Interesting eBay dynamics

I recently made a little purchase from eBay.

Before I did it, I watched some of these sell on eBay.  It's interesting... these things retail for $259 from Amazon today.  The shipping is free too.  But they used to be $359, then they were $299.  Some people obviously bought theirs at the previous prices, because they're listing them on eBay for way more than $259.  Why anyone would pay MORE to get a product from eBay than they would to get the new one from Amazon is beyond me.

Then, as I watched a couple of auctions for the reasonably priced ones, I noticed that the auctions that closed earlier in the evening would have a lot of competitive bidding at the end that drove the price up by sometimes more than $15.00 in the last 5 minutes of the auction.  The ones that closed later (Pacific time) had fewer late bids so the final prices were lower.

I also noticed that some people charged shipping, while others didn't.  But, the final bids seemed not to account for shipping at all.  People would bid up to $240ish, which might have been an okay deal if the shipping was free.  But with shipping at $13, it's no deal at all.  For a few more dollars, they could have gotten a new one from Amazon.  Either people can't do math, or they get caught up in the emotion of trying to beat everyone else and lose all sense of reason.

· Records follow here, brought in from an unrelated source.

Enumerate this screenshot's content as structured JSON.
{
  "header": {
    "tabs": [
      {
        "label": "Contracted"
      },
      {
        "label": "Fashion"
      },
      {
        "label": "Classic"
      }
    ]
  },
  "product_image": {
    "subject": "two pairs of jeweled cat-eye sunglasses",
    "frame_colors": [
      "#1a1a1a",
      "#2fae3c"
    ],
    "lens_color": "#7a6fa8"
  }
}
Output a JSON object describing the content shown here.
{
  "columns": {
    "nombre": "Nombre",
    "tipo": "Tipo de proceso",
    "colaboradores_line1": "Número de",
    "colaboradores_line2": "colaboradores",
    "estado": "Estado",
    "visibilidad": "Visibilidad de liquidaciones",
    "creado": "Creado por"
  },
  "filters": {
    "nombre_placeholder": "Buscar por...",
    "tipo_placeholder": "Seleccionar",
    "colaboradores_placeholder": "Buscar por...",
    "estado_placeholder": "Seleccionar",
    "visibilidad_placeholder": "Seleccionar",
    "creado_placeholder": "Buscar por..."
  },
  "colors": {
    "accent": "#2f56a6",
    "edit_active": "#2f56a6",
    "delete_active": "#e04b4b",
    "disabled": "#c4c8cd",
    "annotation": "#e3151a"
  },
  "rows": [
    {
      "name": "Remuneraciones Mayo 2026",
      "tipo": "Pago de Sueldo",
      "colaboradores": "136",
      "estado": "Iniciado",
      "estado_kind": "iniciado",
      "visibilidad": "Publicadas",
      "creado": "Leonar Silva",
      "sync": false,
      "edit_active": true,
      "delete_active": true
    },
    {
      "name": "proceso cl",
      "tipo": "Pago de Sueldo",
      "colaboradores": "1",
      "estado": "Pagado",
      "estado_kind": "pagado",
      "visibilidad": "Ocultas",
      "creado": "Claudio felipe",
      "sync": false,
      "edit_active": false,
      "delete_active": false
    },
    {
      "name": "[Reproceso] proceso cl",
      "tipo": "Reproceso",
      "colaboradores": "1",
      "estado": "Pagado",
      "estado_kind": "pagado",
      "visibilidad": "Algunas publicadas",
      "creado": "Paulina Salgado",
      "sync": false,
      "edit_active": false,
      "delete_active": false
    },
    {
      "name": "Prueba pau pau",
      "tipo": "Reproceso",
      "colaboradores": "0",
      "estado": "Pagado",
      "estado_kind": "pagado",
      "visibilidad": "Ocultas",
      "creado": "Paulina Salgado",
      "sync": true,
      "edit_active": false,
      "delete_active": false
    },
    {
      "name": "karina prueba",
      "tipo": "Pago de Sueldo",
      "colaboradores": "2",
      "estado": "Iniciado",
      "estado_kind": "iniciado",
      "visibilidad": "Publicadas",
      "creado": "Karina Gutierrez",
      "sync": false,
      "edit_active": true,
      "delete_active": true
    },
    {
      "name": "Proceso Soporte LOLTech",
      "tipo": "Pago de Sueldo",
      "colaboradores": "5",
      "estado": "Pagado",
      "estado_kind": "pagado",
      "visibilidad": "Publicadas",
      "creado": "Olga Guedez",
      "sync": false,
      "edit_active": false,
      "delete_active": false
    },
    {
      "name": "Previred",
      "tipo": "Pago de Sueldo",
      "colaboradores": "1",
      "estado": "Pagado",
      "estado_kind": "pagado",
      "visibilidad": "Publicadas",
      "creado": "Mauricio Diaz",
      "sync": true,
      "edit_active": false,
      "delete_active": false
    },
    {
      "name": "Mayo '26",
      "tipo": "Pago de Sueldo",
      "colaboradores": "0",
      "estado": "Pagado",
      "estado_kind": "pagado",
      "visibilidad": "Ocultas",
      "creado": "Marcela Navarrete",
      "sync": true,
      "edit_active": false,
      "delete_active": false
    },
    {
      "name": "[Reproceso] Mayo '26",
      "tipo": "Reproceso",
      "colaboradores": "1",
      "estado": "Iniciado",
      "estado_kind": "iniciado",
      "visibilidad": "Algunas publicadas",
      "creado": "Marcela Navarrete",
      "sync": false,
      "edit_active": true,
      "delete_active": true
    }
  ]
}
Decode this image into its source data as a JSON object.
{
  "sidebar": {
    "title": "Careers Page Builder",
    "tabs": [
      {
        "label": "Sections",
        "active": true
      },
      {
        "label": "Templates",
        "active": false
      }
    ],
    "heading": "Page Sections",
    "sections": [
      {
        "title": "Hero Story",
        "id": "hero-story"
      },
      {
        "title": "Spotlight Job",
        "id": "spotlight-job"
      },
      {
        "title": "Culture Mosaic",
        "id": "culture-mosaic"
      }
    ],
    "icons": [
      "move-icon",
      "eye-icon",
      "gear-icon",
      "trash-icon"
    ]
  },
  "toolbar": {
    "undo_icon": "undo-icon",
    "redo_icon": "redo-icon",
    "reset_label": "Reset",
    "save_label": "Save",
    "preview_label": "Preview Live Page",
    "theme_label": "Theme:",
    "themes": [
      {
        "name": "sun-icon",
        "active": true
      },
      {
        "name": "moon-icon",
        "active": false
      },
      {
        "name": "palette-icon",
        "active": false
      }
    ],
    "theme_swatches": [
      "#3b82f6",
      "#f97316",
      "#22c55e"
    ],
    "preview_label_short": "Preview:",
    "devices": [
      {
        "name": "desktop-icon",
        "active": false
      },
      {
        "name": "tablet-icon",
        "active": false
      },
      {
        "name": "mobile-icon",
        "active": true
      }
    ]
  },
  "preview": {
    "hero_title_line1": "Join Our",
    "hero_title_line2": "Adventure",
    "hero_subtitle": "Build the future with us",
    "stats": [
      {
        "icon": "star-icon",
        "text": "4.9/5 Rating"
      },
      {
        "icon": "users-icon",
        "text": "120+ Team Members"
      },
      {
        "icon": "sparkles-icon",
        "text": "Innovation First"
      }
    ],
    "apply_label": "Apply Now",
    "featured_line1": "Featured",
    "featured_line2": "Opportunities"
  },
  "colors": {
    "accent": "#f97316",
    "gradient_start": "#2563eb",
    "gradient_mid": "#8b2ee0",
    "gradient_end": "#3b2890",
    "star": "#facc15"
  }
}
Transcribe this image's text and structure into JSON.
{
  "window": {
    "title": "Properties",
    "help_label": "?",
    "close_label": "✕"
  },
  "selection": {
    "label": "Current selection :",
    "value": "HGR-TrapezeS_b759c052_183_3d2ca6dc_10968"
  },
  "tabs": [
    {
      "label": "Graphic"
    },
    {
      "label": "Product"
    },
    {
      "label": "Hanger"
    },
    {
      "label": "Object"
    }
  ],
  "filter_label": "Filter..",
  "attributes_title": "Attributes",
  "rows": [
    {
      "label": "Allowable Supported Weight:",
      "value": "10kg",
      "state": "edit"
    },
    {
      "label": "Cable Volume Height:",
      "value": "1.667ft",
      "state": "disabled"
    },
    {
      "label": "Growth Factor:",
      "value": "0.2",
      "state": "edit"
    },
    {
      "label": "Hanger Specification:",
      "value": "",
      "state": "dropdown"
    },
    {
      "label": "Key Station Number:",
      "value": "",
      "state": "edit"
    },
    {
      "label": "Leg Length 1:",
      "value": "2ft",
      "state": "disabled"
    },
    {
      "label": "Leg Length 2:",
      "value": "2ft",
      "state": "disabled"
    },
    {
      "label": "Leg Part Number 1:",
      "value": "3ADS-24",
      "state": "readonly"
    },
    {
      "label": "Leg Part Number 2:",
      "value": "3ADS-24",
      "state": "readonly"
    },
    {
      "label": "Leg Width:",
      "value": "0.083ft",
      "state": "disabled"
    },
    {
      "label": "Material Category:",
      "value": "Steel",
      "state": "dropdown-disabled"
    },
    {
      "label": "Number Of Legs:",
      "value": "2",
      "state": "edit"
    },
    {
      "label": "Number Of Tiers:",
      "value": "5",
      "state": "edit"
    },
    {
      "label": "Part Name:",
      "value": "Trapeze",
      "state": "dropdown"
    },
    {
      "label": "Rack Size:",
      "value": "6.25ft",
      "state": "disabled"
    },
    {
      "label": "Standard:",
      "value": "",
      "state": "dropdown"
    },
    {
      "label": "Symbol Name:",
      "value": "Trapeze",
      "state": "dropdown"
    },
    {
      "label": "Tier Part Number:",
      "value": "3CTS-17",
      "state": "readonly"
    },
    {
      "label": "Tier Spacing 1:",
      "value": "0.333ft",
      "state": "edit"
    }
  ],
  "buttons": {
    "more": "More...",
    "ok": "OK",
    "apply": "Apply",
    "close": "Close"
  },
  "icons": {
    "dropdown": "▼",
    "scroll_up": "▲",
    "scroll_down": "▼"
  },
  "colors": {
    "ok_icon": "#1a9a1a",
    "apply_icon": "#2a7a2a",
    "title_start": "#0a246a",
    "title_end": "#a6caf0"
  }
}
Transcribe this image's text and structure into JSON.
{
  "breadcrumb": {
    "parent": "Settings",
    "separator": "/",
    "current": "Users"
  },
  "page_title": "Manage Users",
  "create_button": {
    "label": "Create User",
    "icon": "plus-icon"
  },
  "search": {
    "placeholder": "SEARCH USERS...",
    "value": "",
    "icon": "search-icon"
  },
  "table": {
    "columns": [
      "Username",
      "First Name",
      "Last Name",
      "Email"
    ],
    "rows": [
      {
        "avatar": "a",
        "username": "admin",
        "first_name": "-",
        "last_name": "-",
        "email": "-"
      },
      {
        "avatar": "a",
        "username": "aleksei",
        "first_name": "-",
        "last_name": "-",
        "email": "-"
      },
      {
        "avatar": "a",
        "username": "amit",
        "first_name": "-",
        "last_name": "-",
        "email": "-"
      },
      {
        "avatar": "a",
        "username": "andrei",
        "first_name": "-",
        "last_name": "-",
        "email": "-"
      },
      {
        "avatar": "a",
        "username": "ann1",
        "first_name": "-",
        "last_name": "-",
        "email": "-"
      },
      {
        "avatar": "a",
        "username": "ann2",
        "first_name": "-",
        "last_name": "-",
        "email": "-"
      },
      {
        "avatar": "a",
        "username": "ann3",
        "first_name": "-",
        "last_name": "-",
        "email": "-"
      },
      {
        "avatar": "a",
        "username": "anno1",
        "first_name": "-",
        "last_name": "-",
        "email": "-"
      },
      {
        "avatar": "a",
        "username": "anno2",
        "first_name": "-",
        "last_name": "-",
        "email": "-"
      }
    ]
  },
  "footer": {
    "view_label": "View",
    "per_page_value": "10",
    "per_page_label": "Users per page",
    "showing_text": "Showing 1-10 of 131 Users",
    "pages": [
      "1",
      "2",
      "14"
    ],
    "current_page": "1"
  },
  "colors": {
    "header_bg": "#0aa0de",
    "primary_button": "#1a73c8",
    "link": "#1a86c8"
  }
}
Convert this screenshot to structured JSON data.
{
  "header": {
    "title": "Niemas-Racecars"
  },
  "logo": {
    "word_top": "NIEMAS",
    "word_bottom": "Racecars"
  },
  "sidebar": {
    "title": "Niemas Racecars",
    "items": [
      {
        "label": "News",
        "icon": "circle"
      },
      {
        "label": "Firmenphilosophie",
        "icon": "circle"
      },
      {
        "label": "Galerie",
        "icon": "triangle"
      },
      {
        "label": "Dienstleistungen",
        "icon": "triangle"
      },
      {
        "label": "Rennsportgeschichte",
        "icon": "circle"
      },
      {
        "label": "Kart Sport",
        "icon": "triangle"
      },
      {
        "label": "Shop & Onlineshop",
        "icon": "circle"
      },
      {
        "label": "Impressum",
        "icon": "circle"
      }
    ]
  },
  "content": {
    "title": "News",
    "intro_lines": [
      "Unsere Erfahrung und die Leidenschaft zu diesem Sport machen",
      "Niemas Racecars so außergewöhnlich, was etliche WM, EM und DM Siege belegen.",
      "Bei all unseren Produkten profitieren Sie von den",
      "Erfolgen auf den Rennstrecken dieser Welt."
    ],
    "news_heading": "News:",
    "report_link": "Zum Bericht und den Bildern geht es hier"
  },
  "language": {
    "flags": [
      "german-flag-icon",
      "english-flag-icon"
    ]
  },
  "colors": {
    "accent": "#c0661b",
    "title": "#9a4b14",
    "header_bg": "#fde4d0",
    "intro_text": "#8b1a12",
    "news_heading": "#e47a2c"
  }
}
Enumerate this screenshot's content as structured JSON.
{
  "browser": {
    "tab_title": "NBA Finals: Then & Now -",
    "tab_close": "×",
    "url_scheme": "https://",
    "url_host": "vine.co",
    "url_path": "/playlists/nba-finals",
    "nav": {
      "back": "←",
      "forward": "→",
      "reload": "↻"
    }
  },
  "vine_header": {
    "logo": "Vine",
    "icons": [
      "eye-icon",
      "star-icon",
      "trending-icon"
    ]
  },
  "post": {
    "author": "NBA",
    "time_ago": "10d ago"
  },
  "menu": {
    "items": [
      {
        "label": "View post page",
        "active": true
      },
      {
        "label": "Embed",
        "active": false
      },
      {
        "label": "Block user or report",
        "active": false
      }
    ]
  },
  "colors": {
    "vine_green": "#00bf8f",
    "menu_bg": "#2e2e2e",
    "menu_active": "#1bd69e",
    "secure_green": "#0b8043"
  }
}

Granted I picked one product and only watched it sell for only a few days.  My research is nowhere near conclusive.  But it seems like if you're going to sell something on eBay your best strategy would be to:
  1. Be aware of what time your auction will end.  Specifically, you probably want folks in the Eastern time zone to be at home and still awake when it ends in order to maximize your bidders nationwide.
  2. Separate your shipping fee.  Don't offer free shipping.  People apparently can't do math - they just bid on the product and think of shipping costs as an afterthought.
  3. Include a real blurb about the specific item the buyer will receive.  So many people just use stock photos and copy-and-paste product descriptions.  People know they're buying used, so they want to know about the minor scuff mark on the back, or that the product comes in the original packaging.  The stuff that seemed like it was being sold by a real person received the most bids.  30-50 in some cases.  The auctions that were not unique with rubber stamp photos and descriptions would get 9-15 bids.
 Once my Kindle 2 arrives, I'll have to post a review.  It was a tight race between it and the smaller, sleeker, but less featureful Sony PRS-300.